DeepSeek R1 671B
2026-03-01
Parameters
671B
Quantization
FP8
VRAM Required
320GB
GPU Setup
8x H100 80GB
Tensor Parallel
TP=8
Context Length
65,536
Tokens/sec
28
TTFT
2400ms
pros
- +Best reasoning I've seen from any open model
- +Matches o1 on math/coding benchmarks
- +Chain-of-thought is genuinely useful, not fluff
- +FP8 makes it feasible on 8xH100
cons
- −Requires 8x H100 — not for mortals
- −Slow — thinking takes time
- −Chain-of-thought tokens inflate cost
The first open model that made me reconsider my assumption that frontier reasoning required proprietary weights.
Setup
FP8 on 8x H100 80GB via tensor parallelism. The FP8 quantization at this model size is impressively clean — minimal quality regression vs BF16.
vllm serve deepseek-ai/DeepSeek-R1 \
--tensor-parallel-size 8 \
--quantization fp8 \
--max-model-len 65536 \
--gpu-memory-utilization 0.95Performance
28 tok/s sounds slow, but remember this is a 671B MoE model. The effective parameter count during inference is much lower (only ~37B active per token), which is how it achieves this throughput at all.

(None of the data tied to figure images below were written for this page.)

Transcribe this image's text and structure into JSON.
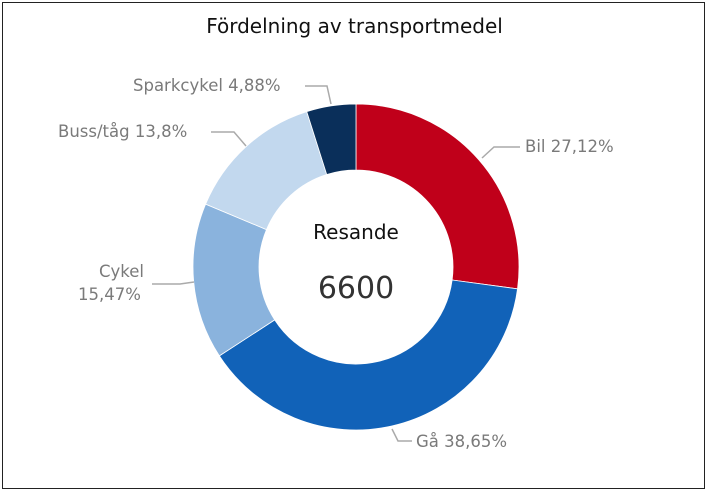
{
  "chart_data": {
    "type": "pie",
    "variant": "donut",
    "title": "Fördelning av transportmedel",
    "center_label": "Resande",
    "center_value": "6600",
    "slices": [
      {
        "name": "Bil",
        "value": 27.12,
        "label": "Bil 27,12%",
        "color": "#C0001A"
      },
      {
        "name": "Gå",
        "value": 38.65,
        "label": "Gå 38,65%",
        "color": "#1162B8"
      },
      {
        "name": "Cykel",
        "value": 15.47,
        "label_line1": "Cykel",
        "label_line2": "15,47%",
        "color": "#8AB3DD"
      },
      {
        "name": "Buss/tåg",
        "value": 13.8,
        "label": "Buss/tåg 13,8%",
        "color": "#C2D8EE"
      },
      {
        "name": "Sparkcykel",
        "value": 4.88,
        "label": "Sparkcykel 4,88%",
        "color": "#0A2F5A"
      }
    ]
  }
}
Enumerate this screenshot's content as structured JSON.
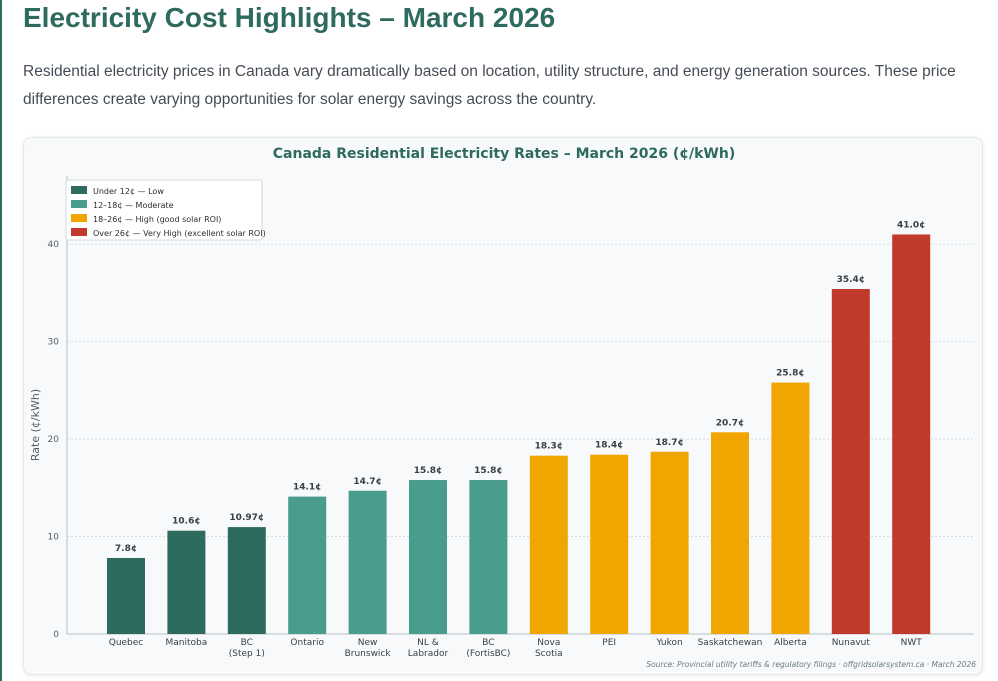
{
  "page": {
    "title": "Electricity Cost Highlights – March 2026",
    "intro": "Residential electricity prices in Canada vary dramatically based on location, utility structure, and energy generation sources. These price differences create varying opportunities for solar energy savings across the country."
  },
  "colors": {
    "low": "#2e6b5e",
    "moderate": "#4a9c8c",
    "high": "#f0a500",
    "very_high": "#c0392b",
    "title": "#2e6b5e",
    "axis_text": "#555e66",
    "label_text": "#3a3f44"
  },
  "chart_data": {
    "type": "bar",
    "title": "Canada Residential Electricity Rates – March 2026 (¢/kWh)",
    "xlabel": "",
    "ylabel": "Rate (¢/kWh)",
    "ylim": [
      0,
      47
    ],
    "yticks": [
      0,
      10,
      20,
      30,
      40
    ],
    "grid": true,
    "legend_position": "top-left",
    "legend": [
      {
        "key": "low",
        "label": "Under 12¢ — Low"
      },
      {
        "key": "moderate",
        "label": "12–18¢ — Moderate"
      },
      {
        "key": "high",
        "label": "18–26¢ — High (good solar ROI)"
      },
      {
        "key": "very_high",
        "label": "Over 26¢ — Very High (excellent solar ROI)"
      }
    ],
    "categories": [
      [
        "Quebec"
      ],
      [
        "Manitoba"
      ],
      [
        "BC",
        "(Step 1)"
      ],
      [
        "Ontario"
      ],
      [
        "New",
        "Brunswick"
      ],
      [
        "NL &",
        "Labrador"
      ],
      [
        "BC",
        "(FortisBC)"
      ],
      [
        "Nova",
        "Scotia"
      ],
      [
        "PEI"
      ],
      [
        "Yukon"
      ],
      [
        "Saskatchewan"
      ],
      [
        "Alberta"
      ],
      [
        "Nunavut"
      ],
      [
        "NWT"
      ]
    ],
    "values": [
      7.8,
      10.6,
      10.97,
      14.1,
      14.7,
      15.8,
      15.8,
      18.3,
      18.4,
      18.7,
      20.7,
      25.8,
      35.4,
      41.0
    ],
    "value_labels": [
      "7.8¢",
      "10.6¢",
      "10.97¢",
      "14.1¢",
      "14.7¢",
      "15.8¢",
      "15.8¢",
      "18.3¢",
      "18.4¢",
      "18.7¢",
      "20.7¢",
      "25.8¢",
      "35.4¢",
      "41.0¢"
    ],
    "tiers": [
      "low",
      "low",
      "low",
      "moderate",
      "moderate",
      "moderate",
      "moderate",
      "high",
      "high",
      "high",
      "high",
      "high",
      "very_high",
      "very_high"
    ],
    "source": "Source: Provincial utility tariffs & regulatory filings · offgridsolarsystem.ca · March 2026"
  }
}
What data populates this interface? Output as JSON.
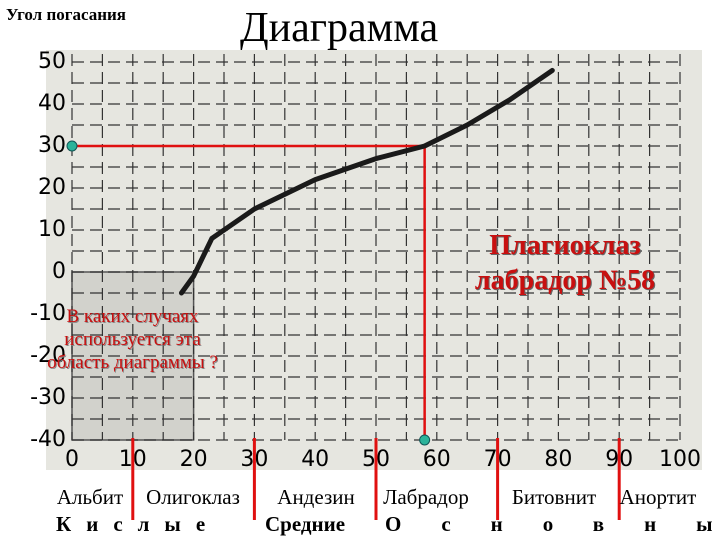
{
  "chart_data": {
    "type": "line",
    "title": "Диаграмма",
    "y_label": "Угол погасания",
    "x": [
      18,
      20,
      23,
      30,
      40,
      50,
      58,
      65,
      72,
      79
    ],
    "values": [
      -5,
      -1,
      8,
      15,
      22,
      27,
      30,
      35,
      41,
      48
    ],
    "color": "#1a1a1a",
    "xlim": [
      0,
      100
    ],
    "ylim": [
      -40,
      50
    ],
    "xticks": [
      0,
      10,
      20,
      30,
      40,
      50,
      60,
      70,
      80,
      90,
      100
    ],
    "yticks": [
      50,
      40,
      30,
      20,
      10,
      0,
      -10,
      -20,
      -30,
      -40
    ],
    "grid": true,
    "marker": {
      "x": 58,
      "y": 30,
      "color": "#e01010",
      "dot_color": "#2bb39a",
      "label": "Плагиоклаз лабрадор №58"
    },
    "region": {
      "x": [
        0,
        20
      ],
      "y": [
        -40,
        0
      ],
      "question": "В каких случаях используется эта область диаграммы ?"
    },
    "boundaries": [
      10,
      30,
      50,
      70,
      90
    ],
    "minerals": [
      "Альбит",
      "Олигоклаз",
      "Андезин",
      "Лабрадор",
      "Битовнит",
      "Анортит"
    ],
    "groups": [
      "Кислые",
      "Средние",
      "Основные"
    ]
  }
}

TTFT at 2.4s is the real bottleneck. Loading KV for a long context across 8 GPUs adds up.
The reasoning capability
This is the part that surprised me. On AMC/AIME problems it doesn't just get the right answer — it finds cleaner solutions than I would. The chain-of-thought isn't just padding, it's actual search over solution strategies.
On a graduate-level algorithms problem I gave it, it tried three approaches, identified the flaw in two of them, and arrived at the correct amortized analysis. Unprompted.
Verdict
If you have access to 8x H100 (cluster access, not your garage), this is the model to run for hard technical problems. It's not fast, it's not cheap, but it's the best open reasoning model available.